In a statement issued late Wednesday, the TLP said it would not allow Khan’s government to make changes to the country’s constitution.

“If the deputy speaker’s ruling is condoned, then we fear Islamic provisions of the constitution would be violated and a non-Muslim could be appointed president or prime minister through a simple ruling,” says the statement, released in Urdu.

‘Pakistan and the constitution demand justice’

The leaders of opposition Pakistan’s Peoples Party (PPP) say they expect the top court to do justice and restore the National Assembly.

“It’s the fifth day that constitution is suspended in our country,” former deputy speaker Faisal Karim Kundi told reporters outside the Supreme Court.

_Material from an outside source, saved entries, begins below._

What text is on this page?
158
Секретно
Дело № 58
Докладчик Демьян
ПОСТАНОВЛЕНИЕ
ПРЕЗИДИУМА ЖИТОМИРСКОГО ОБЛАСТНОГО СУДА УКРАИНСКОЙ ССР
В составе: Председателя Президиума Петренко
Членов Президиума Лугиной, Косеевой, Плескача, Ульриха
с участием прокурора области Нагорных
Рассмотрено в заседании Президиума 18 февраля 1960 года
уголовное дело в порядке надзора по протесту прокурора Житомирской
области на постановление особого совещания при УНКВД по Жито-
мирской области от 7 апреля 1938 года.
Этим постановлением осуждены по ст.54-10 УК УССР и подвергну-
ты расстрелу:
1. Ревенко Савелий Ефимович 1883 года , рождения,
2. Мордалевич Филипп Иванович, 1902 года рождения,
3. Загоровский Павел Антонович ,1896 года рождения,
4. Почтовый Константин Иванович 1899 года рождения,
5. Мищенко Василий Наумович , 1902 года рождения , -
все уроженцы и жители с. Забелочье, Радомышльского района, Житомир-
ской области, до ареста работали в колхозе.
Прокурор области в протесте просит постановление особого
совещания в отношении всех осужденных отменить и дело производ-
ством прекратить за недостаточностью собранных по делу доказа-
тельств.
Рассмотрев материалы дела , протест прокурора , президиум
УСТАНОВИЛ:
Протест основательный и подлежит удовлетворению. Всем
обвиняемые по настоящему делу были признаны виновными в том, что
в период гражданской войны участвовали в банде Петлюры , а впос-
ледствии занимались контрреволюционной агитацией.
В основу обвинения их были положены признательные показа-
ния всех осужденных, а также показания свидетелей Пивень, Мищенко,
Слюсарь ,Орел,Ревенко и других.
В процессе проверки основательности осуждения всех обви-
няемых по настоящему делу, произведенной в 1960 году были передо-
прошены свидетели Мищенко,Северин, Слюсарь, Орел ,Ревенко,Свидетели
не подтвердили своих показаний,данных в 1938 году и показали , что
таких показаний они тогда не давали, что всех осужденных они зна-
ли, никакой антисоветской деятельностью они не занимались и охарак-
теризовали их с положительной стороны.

“Pakistan and the constitution demand justice,” said PPP leader and Senator Sherry Rehman, who demanded that the members of Khan’s cabinet be put on the Exit Control List (ECL) so they are not able to leave the country and face accountability.

Supreme Court hearing enters fourth day

The top court is due to reconvene for a fourth day on Thursday at 9:30am (04:30 GMT).

The opposition has challenged the decision to block the no-confidence vote in the Supreme Court, which began deliberating the case on Monday.

Chief Justice Umar Ata Bandial said: “Let’s start early from tomorrow to conclude the case,” at the end of a session on Wednesday in which defence lawyers offered a justification for Khan’s actions.